Juntas, as considerações acima sobre Vida de Luís Carlos Prestes, el Caballero de la Esperanza colocam duas importantes questões quando se trata do Acervo Mala de Jorge Amado. A primeira, é a menção a Tomás Pompeu de Acioli Borges, pois esse é um nome recorrente nas correspondências do arquivo, mas, como visto, pouquíssimo citado nas narrativas de vida de Jorge Amado; as cartas presentes no material dão a entender que mais que uma relação profissional entre autor e tradutor, Jorge e Pompeu mantinham contato pessoal, eram amigos. A segunda, trata-se da informação de Cadernos (10) sobre a ida de Amado primeiro ao Uruguai, pois, segundo o cotejamento das correspondências do Acervo, afirmamos que o escritor morou em Buenos Aires em 1941 e só depois, já em 1942, transferiu residência para Montevidéu.

Finalmente, chamo atenção para o fato de que nenhuma das obras mencionou a presença (sequer chegou a cogitar) de Matilde Garcia Rosa no exílio com Jorge Amado, fosse em 1941, fosse em 1942; e como se viu, equivocadamente, Jorge Amado: 30 anos de literatura (1) até mesmo registrou 1941 como a data em que o casal assinou o desquite. Mas, por outro lado, em Navegação de Cabotagem (11) Jorge Amado sugeriu ter

vivido um relacionamento extraconjugal em 1942, ainda em Buenos Aires, com “Maria a Chinesa”.

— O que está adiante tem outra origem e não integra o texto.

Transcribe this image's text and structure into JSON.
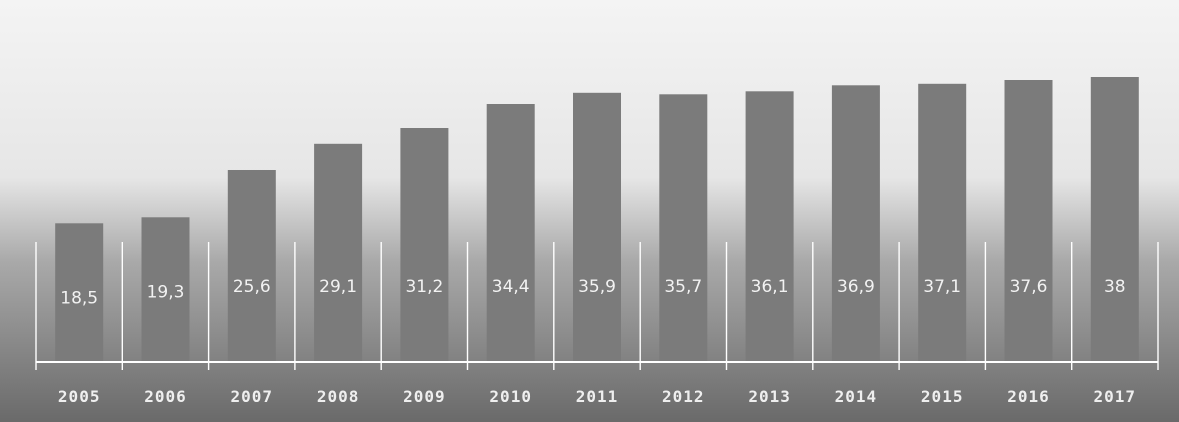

Assim, a partir das observações redigidas até então, é ponto passivo afirmar, pelo menos, sete questões: i) não é consenso entre as obras os anos de 1941 e 1942 serem tomados como um exílio político; ii) não existe acordo entre os livros sobre a ordenação de chegada de Jorge Amado na Argentina e no Uruguai, alguns localizam este como primeiro país em que o escritor desembarcou e outros marcam aquele como ponto de partida; iii) os dados sobre a elaboração de Terras do Sem Fim não são precisos, de modo que as informações acerca do período e do local de escritura do romance não coincidem nas produções biográficas; iv) menciona-se uma possível elaboração por parte de Jorge Amado de um romance que se chamaria Agonia da Noite; v) Matilde Garcia Rosa não foi mencionada uma única vez no contexto do exílio, de forma que não se cogitou, em nenhum momento, sua presença com Jorge Amado durante esse afastamento político; vi) nenhum autor, excetuando-se o próprio Jorge Amado, indicou a presença de algum relacionamento amoroso no exílio; e vii) Tomás Pompeu de Acioli Borges, tradutor da biografia de Prestes, foi pouquíssimo citado nos textos, para ser precisa, o foi por duas vezes. É, enfim, motivada por essas considerações que me proponho a elaborar minha narrativa biográfica de Jorge Amado em 1941 e 1942 a partir do Acervo a Mala de Jorge Amado.